Es sei aber irrelevant, ob man man die Situation schon als zweite Welle bezeichnet oder nicht. Denn «wenn die grösseren Neuausbrüche schnell unter Kontrolle gebracht werden können, habe man die Situation weiter im Griff», argumentieren die Behörden. Ein Contact Tracing ist aber bei den aktuellen Fallzahlen kaum mehr möglich, der Touristenverkehr erschwert die Situation zusätzlich.
Anders als in Deutschland oder Portugal, wo es einige lokale grössere Ausbrüche gab, verteilen sich die Fälle in Spanien über fast das gesamte Land. Aktuell werden über 200 lokale Ausbrüche gezählt, sagte Gesundheitsminister Salvador Illa am Mittwoch.
Besonders stark betroffen ist aber zurzeit der Nordosten des Landes, die Regionen Aragonien und Katalonien.
Verhältnismässig konstant bleiben die Fallzahlen auf den Ferieninseln Mallorca, Ibiza und den Kanarischen Inseln. Allerdings wurde die Partymeile «Ballermann» in Mallorca geschlossen, unter anderem weil die Touristen sich nicht an die Maskenpflicht hielten.
Wie in vielen europäischen Ländern infizieren sich zurzeit vorwiegend jüngere Menschen. So gab es beispielsweise in der südspanischen Stadt Córdoba einen Ausbruch, nachdem junge Menschen ihren Abschluss in einer Disco gefeiert hatten – zwei Wochen später wurden 91 Partygänger, die an dem Abend im selben Club waren, positiv auf das Coronavirus getestet.

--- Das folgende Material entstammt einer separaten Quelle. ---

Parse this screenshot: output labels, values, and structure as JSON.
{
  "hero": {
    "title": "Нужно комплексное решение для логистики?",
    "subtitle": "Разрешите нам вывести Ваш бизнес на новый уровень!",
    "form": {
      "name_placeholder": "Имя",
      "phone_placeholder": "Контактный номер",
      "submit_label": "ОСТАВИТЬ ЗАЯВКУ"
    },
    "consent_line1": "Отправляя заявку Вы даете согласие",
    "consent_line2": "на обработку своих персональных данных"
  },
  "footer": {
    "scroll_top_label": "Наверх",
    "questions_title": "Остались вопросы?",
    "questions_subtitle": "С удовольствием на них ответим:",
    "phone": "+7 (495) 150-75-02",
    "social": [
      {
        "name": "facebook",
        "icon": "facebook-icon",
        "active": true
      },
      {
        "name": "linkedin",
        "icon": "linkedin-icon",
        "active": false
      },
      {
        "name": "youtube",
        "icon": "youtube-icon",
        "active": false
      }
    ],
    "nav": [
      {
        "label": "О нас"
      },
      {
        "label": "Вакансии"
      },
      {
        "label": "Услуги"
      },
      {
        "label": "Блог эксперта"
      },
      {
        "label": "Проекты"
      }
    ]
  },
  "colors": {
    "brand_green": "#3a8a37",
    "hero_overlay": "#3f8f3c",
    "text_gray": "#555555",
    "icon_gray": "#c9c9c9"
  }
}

Laut Angaben der spanischen Behörden handelt es sich bei den aktuellen Ansteckungen allerdings vorwiegend um Fälle mit leichten Symptomen.

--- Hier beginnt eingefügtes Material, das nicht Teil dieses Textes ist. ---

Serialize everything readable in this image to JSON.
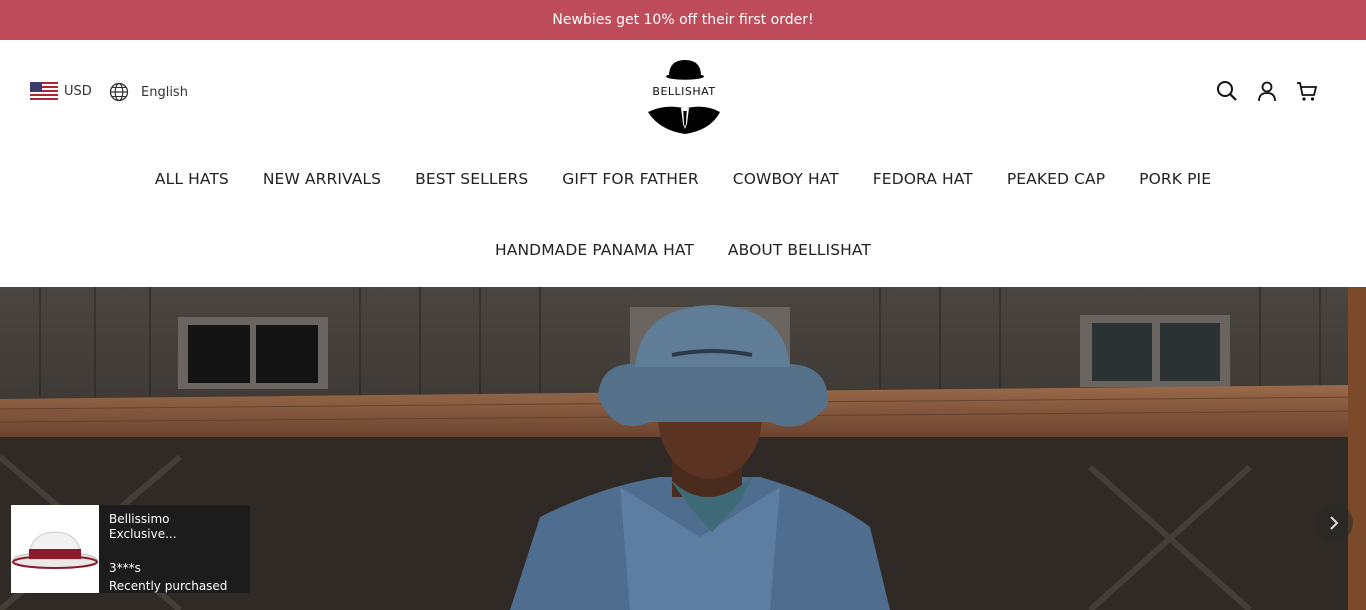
{
  "announcement": "Newbies get 10% off their first order!",
  "header": {
    "currency": "USD",
    "language": "English",
    "logo_text": "BELLISHAT",
    "icons": [
      "search-icon",
      "account-icon",
      "cart-icon"
    ]
  },
  "nav": {
    "row1": [
      "ALL HATS",
      "NEW ARRIVALS",
      "BEST SELLERS",
      "GIFT FOR FATHER",
      "COWBOY HAT",
      "FEDORA HAT",
      "PEAKED CAP",
      "PORK PIE"
    ],
    "row2": [
      "HANDMADE PANAMA HAT",
      "ABOUT BELLISHAT"
    ]
  },
  "toast": {
    "product": "Bellissimo Exclusive...",
    "buyer": "3***s",
    "status": "Recently purchased"
  },
  "colors": {
    "announcement_bg": "#bf4c5a",
    "toast_bg": "#1c1c1c"
  }
}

Nebst den jungen Partygängern sind auch viele Saisonarbeiter aus der Landwirtschaft betroffen.
In Spanien gibt es einen Flickenteppich an verschiedenen Regelungen: Jede Region geht anders mit dem Virus um. Grund dafür sind auch die lokalen Ausbrüche im ganzen Land. Hunderttausende Menschen wurden zwischenzeitlich wieder in einen Lockdown versetzt.
Eine «Stay-at-Home»-Empfehlung gab's letzte Woche auch in Barcelona: Die Bewohner der zweitgrössten Stadt Spaniens wurden gebeten, zuhause zu bleiben. Gruppen von mehr als 10 Personen sind verboten. Touristen müssen vor der Reise ein Formular ausfüllen. Bei der Einreise gibt es einen Gesundheitscheck, so darf die Körpertemperatur beispielsweise nicht höher als 37,5 Grad sein.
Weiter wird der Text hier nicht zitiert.